Platform open finance dapat menjadi landasan bagi pengembang aplikasi untuk menghadirkan berbagai jenis layanan fintech. Termasuk yang bersifat transaksional seperti pembayaran atau tagihan; juga menjadi sistem pendukung seperti untuk membantu melakukan verifikasi identitas secara online atau dikenal dengan istilah e-KYC.

“Finantier mendemokratisasi akses ke layanan finansial dengan memungkinkan jutaan unbanked dari kalangan pelaku UMKM dan pekerja lepas untuk mendapatkan manfaat dari data digital mereka. Dengan membuka akses ke layanan finansial dasar, kami percaya dapat meningkatkan kesejahteraan hidup mereka bersama keluarganya,” Co-Founder & COO Finantier, Edwin Kusuma.

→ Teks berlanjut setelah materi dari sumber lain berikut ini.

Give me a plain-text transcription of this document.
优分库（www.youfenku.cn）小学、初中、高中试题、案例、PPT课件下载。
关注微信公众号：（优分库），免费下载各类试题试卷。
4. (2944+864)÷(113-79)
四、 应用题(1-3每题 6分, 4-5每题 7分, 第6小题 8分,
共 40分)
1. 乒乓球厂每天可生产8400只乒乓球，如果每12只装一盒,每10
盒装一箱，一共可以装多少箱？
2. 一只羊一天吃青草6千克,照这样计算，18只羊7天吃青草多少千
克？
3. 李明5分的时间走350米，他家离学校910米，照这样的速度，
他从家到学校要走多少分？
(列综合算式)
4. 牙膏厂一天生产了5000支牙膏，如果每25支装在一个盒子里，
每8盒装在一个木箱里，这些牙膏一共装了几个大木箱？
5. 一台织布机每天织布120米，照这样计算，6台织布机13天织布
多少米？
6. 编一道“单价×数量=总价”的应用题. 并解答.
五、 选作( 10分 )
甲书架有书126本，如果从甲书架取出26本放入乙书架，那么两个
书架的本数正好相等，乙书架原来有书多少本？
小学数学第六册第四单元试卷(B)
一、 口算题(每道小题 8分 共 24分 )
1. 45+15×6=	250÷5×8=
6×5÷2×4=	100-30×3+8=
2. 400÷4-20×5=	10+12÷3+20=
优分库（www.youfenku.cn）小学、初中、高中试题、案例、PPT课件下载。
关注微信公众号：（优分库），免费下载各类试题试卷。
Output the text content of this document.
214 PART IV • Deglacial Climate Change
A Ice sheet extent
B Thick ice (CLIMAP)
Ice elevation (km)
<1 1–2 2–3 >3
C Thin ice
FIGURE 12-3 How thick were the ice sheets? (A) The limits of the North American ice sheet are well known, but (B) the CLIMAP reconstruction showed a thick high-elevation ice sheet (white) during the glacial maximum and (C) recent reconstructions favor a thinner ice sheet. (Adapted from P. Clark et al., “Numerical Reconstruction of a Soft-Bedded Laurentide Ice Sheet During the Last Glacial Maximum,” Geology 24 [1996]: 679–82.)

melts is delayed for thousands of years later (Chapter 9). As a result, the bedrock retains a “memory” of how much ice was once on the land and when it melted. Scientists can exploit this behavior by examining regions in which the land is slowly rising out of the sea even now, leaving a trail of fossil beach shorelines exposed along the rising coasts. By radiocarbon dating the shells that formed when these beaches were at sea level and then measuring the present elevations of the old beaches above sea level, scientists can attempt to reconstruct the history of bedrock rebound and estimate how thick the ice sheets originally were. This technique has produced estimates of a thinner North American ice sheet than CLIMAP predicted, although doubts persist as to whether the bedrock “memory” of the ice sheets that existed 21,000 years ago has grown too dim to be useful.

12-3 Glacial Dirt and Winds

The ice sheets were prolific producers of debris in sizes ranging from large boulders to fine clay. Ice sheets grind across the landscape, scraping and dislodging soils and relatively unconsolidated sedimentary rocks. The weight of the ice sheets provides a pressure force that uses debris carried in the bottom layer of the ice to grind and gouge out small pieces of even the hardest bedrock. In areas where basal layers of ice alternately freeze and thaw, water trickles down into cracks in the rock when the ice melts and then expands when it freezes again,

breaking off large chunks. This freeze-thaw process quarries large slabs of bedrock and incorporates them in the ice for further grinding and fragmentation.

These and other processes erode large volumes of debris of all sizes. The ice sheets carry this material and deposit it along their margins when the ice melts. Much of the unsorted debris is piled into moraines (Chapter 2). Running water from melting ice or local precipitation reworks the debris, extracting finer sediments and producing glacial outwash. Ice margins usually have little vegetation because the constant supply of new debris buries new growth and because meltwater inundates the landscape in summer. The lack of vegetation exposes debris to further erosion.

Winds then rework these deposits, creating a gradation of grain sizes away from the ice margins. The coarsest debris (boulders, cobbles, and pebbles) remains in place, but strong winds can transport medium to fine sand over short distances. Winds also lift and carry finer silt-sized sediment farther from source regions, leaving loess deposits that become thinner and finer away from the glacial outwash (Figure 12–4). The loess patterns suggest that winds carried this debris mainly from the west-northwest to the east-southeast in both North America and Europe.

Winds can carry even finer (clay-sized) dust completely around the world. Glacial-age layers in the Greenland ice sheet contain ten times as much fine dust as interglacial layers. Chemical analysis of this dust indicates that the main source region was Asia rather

Dengan ekosistem keuangan yang lebih terbuka harapannya berbagai kalangan masyarakat dapat berpartisipasi aktif dalam inklusi finansial. Misanya, pelaku UMKM dapat bertindak sebagai penyelenggara atau perantara di masyarakat pedesaan untuk edukasi dan pelayanan yang komprehensif; atau melalui sambungan yang lebih sederhana di aplikasi produktivitas/konsumsi sehari-hari, masyarakat di pelosok dapat mendapatkan manfaatkan layanan finansial melalui ponsel genggamnya tanpa harus bersusah-payah menembus kota.

Pada akhirnya meningkatnya indeks inklusi dan literasi finansial secara langsung akan berdampak pada perekonomian masyarakat Indonesia. Sementara peningkatan ekonomi tersebut berbanding lurus dengan tingkat kesejahteraan bangsa.